Good question. The US built a reactor cooled by molten salt in the sixties. The project was headed by Alvin Weinberg, the father of the light-water uranium reactor. They ran it everyday for four years turning it off every night by turning off the fan on the freeze-plug. The salt in the pipe melted and the fuel emptied into a drain tank whose geometry did not support continued fission. In the morning they would turn on the fan and pump the fuel back into the reactor. But Dr. Weinberg ran afoul of the Atomic Energy Commission for claiming that molten-salt reactors were inherently safer than light water reactors. They asked him to leave and the project was shut down. Mixed in the discussion was the fact that they had determined that thorium was not very good for making nuclear bombs and the military favored 235U and 238U for its plutonium byproduct potential. When the cold war ended, no one reintroduced the issue of what the best approach to energy production should be.
Reactor design has a lot of do with efficiency and safety.
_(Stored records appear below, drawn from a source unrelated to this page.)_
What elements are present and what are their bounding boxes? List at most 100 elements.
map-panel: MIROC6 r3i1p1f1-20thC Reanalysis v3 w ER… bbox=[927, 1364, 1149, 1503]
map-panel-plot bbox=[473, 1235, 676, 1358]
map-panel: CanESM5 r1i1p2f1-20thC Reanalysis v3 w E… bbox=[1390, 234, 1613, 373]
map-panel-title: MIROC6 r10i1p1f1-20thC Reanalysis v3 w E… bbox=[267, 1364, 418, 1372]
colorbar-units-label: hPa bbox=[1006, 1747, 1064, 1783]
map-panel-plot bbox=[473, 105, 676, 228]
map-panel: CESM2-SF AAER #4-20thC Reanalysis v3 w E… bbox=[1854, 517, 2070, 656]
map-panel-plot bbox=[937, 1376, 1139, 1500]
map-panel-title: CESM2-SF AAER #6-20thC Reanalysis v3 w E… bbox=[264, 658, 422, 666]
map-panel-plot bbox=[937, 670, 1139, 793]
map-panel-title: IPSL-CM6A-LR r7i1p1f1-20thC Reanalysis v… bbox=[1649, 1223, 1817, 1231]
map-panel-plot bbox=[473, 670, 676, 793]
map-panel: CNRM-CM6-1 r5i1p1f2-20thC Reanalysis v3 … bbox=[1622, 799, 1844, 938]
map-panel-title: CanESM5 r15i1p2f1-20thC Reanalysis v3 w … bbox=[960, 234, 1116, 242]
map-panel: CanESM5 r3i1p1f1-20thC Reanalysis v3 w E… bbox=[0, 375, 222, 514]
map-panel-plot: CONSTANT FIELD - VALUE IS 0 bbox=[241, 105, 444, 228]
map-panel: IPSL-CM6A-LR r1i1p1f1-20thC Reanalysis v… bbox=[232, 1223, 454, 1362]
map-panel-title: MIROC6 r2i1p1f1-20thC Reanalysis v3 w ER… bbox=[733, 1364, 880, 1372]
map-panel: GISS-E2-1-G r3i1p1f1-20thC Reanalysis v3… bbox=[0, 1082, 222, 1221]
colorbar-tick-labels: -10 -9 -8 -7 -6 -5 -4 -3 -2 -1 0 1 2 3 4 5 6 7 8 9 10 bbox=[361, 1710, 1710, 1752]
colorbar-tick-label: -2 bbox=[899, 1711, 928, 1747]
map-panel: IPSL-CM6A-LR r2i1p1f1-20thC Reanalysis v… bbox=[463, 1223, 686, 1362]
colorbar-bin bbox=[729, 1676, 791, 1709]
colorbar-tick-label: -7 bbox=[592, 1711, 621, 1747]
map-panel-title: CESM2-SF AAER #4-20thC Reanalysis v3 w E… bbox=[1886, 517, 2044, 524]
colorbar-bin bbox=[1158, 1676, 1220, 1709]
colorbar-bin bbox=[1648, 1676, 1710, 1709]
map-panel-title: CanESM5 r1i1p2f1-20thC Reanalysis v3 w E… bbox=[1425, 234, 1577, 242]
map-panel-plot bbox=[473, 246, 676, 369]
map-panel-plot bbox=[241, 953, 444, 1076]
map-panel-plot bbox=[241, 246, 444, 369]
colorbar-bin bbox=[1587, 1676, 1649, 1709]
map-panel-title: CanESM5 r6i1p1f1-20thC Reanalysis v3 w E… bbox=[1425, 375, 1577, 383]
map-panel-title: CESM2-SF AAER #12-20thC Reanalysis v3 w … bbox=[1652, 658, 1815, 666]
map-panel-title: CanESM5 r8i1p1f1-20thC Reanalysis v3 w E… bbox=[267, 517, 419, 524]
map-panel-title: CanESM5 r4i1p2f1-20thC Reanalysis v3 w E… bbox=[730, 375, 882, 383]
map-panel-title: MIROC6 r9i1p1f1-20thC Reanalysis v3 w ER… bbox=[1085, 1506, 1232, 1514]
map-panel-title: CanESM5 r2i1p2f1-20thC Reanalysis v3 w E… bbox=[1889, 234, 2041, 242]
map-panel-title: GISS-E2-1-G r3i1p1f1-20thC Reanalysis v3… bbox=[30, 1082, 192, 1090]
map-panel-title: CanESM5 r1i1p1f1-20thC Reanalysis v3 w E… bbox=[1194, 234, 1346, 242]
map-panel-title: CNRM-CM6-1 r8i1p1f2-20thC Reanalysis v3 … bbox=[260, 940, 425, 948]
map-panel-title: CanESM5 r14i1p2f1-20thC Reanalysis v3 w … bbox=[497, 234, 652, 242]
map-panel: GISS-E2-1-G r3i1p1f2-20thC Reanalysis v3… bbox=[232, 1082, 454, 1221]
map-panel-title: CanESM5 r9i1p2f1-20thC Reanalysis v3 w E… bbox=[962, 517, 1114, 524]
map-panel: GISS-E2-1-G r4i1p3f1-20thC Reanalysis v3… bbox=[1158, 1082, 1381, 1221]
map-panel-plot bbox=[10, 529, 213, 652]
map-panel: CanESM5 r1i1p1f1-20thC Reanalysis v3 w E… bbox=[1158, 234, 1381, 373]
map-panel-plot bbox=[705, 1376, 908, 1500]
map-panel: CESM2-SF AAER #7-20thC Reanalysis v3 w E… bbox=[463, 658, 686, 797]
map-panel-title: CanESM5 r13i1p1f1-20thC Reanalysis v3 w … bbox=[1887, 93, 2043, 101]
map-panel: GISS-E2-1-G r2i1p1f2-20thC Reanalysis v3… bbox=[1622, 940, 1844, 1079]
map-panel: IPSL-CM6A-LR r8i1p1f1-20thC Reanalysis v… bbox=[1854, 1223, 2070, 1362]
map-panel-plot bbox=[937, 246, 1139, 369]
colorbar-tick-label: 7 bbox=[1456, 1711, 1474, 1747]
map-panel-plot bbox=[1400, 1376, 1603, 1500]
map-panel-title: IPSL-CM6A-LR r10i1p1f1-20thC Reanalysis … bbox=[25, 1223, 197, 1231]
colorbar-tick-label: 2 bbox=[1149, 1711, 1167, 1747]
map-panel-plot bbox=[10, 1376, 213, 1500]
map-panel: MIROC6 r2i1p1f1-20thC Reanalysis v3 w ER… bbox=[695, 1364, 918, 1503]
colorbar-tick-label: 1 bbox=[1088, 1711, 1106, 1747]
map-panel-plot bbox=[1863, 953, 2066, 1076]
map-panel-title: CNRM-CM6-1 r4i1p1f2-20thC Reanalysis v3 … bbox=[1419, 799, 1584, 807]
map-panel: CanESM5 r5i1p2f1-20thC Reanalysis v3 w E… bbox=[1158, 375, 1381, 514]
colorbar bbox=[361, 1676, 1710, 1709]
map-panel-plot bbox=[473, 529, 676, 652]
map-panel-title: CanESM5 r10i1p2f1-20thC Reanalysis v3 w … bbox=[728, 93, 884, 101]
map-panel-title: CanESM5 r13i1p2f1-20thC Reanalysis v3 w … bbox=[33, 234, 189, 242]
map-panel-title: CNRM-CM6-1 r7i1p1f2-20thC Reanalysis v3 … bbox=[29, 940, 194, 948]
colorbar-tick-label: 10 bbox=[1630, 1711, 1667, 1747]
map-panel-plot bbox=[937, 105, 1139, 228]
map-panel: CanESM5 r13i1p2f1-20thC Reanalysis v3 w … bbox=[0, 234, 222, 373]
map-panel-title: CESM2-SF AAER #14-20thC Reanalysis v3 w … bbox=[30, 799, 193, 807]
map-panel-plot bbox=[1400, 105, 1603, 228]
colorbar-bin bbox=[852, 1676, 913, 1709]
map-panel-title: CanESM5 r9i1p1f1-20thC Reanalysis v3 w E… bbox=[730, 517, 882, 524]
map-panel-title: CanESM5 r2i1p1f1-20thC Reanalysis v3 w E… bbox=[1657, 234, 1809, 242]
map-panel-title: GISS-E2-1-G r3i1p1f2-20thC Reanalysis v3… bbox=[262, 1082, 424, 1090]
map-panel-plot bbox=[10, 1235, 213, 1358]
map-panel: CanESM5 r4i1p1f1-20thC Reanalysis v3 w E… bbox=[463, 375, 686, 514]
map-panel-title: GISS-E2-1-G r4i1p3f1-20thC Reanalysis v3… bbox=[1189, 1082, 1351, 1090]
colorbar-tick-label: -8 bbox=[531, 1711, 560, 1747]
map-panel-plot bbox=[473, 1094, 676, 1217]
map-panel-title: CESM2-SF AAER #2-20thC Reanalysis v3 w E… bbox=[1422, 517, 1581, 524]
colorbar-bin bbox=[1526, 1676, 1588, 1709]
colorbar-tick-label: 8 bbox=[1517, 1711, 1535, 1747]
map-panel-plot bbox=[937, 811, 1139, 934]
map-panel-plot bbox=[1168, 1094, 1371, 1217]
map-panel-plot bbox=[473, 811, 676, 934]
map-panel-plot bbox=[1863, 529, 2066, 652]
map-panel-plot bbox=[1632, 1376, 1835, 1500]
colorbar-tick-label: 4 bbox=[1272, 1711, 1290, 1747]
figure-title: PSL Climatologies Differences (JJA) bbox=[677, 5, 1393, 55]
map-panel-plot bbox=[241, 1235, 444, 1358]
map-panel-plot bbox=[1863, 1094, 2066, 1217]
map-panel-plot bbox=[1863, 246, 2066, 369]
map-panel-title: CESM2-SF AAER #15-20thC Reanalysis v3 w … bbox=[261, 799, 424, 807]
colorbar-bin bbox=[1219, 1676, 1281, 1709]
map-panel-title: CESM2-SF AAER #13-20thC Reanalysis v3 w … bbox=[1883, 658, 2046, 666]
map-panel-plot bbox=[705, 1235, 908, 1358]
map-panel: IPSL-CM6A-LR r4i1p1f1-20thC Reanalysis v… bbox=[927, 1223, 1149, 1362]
By using molten salt (thorium fluoride) you avoid a lot of traditional problems. If you have a spill, the fuel cools and turns solid; no ground water contamination. With the fuel in liquid you can recycle it continually; 100% utilization versus 1% with solid fuels. With no water and hydrogen in the reactor there is no chance of explosion; no need for an expensive, high-pressure containment facility. This allows for standard, manufacture-able designs with systematic quality control. Unlike today’s 104 plants, with 104 safety interpretations. And today’s nuclear waste can also be used and consumed with the waste half-life lowered to thorium proportions. A Thorium fluoride molten salt reactor provides passive safety features, like the freeze plug, that automatically move the reactor to a safer state during disasters without manual intervention.